Two underpaid employees at an East Point car dealership had been hounding their boss for a raise. Instead, the boss gave them each a bullet to the head, police said.
Fed up with the two workers' frequent salary demands, owner Rolandas Milinavicius — who was in dire financial straits — apparently snapped Thursday morning and allegedly shot both of them to death inside the business.
“He told us that he was under a lot of stress,” said East Point police Capt. Russell Popham. “Unfortunately, he decided to take his anger out with violence.”
Milinavicius, 38, of Alpharetta started RM Auto International on Willingham Drive two years ago amid great hopes that he could feed the demands for American cars in his native Lithuania. He began shipping cars through ports in Charleston, S.C., and elsewhere, and at some point hired the two victims – fellow immigrants from his north European country – as his only employees.
Little is known about the first victim, Inga Contreras, 25. She lived in Atlanta but did not have any other family members in the state.
The second, Martynas Simokaitis, 28, moonlighted at night as a staff photographer for Lunar, a magazine about metro Atlanta's electronic dance music culture. He had been in Atlanta only a few years, and was working toward a career in his chosen field: music.
Back home, he had played in a brass orchestra, worked at radio stations and night clubs, produced television pilots for two music shows and started his own artist management agency.
Thursday morning, Milinavicius' wife called his office repeatedly but could not reach anyone on the phone. At the same time, a neighboring business in the industrial area of East Point noticed that the door to RM Auto's loading dock was still shut. By that time of the day, it usually was wide open.
The concerned wife walked into the shop that afternoon and discovered Simokaitis' body on the office floor. He had been shot several times, in the head and upper body, the Fulton County Medical Examiner's Office said.

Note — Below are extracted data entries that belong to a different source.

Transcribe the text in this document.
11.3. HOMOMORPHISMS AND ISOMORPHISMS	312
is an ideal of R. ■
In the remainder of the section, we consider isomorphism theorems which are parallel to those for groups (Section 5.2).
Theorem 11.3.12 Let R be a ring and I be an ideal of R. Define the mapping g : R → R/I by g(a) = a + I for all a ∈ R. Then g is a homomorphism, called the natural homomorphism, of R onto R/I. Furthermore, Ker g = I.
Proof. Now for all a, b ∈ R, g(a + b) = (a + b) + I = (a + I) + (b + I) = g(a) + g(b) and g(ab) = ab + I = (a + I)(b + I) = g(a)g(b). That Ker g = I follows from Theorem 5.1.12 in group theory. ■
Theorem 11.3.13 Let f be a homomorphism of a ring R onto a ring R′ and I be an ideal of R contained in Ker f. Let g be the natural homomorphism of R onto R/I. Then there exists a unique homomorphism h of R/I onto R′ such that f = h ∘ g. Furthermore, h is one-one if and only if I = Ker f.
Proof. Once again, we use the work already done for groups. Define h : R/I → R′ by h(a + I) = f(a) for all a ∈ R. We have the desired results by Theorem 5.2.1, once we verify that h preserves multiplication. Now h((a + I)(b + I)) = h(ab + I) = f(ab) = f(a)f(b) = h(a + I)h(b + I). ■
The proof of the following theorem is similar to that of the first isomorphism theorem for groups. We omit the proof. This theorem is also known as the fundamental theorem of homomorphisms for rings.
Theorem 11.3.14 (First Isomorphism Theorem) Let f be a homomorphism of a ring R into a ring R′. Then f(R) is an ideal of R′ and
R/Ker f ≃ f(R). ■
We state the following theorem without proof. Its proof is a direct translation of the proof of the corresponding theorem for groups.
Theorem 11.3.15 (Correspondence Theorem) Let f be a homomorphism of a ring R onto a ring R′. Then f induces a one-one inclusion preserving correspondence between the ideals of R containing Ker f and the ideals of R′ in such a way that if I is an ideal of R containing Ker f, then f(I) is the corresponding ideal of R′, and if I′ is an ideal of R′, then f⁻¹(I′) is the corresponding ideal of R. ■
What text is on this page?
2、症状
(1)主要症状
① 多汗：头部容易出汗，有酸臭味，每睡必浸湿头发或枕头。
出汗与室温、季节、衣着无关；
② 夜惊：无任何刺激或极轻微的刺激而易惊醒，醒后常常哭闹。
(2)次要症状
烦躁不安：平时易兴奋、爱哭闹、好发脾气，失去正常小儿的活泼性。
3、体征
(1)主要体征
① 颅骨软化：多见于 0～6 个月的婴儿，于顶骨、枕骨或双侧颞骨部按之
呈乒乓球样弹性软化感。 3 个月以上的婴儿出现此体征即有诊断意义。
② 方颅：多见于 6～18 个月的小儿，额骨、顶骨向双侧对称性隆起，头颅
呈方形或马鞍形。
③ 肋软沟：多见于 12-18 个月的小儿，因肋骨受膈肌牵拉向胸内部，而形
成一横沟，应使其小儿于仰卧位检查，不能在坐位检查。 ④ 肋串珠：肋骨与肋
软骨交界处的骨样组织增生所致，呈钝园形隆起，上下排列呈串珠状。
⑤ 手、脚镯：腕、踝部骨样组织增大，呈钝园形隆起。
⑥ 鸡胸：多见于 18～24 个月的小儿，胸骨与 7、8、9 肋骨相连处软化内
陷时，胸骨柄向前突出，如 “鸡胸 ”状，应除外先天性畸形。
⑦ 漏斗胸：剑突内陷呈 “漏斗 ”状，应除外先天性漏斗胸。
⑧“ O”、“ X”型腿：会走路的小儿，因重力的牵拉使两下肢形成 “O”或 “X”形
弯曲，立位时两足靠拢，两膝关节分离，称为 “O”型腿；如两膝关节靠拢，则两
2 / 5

Panicked, the wife ran out and called police. Officers then discovered the second body in the same area. Contreras had been shot once in the head with the same handgun.
It didn't look as though either worker had put up a fight, said Popham, the police captain.
The double-murders were among 11 homicides in Fulton County last week, and East Point police launched an elaborate hunt.
Two days later, Milinavicius turned himself in and confessed to the killing, Popham said.
“As I understand, the employees were not really happy about the pay, and they had questioned him about it over the course of time,” Popham said. “That morning he said he just snapped.”
Milinavicius is scheduled to appear before a judge today , charged with two counts of murder. His family did not return several calls seeking comment.
The two victims were cremated and an informal memorial service held at Simokaitis' cousin's apartment over the weekend. The remains are expected to be flown to Lithuania today.
“It doesn't make any sense,” the cousin, Jaunius Simokaitis, of Fayetteville, said Monday evening. “If he was having money problems, these two would have been the ones to help him get out of debt. They would have helped him make that money.
“We're a very small community here,” he added. “We look out for each other.”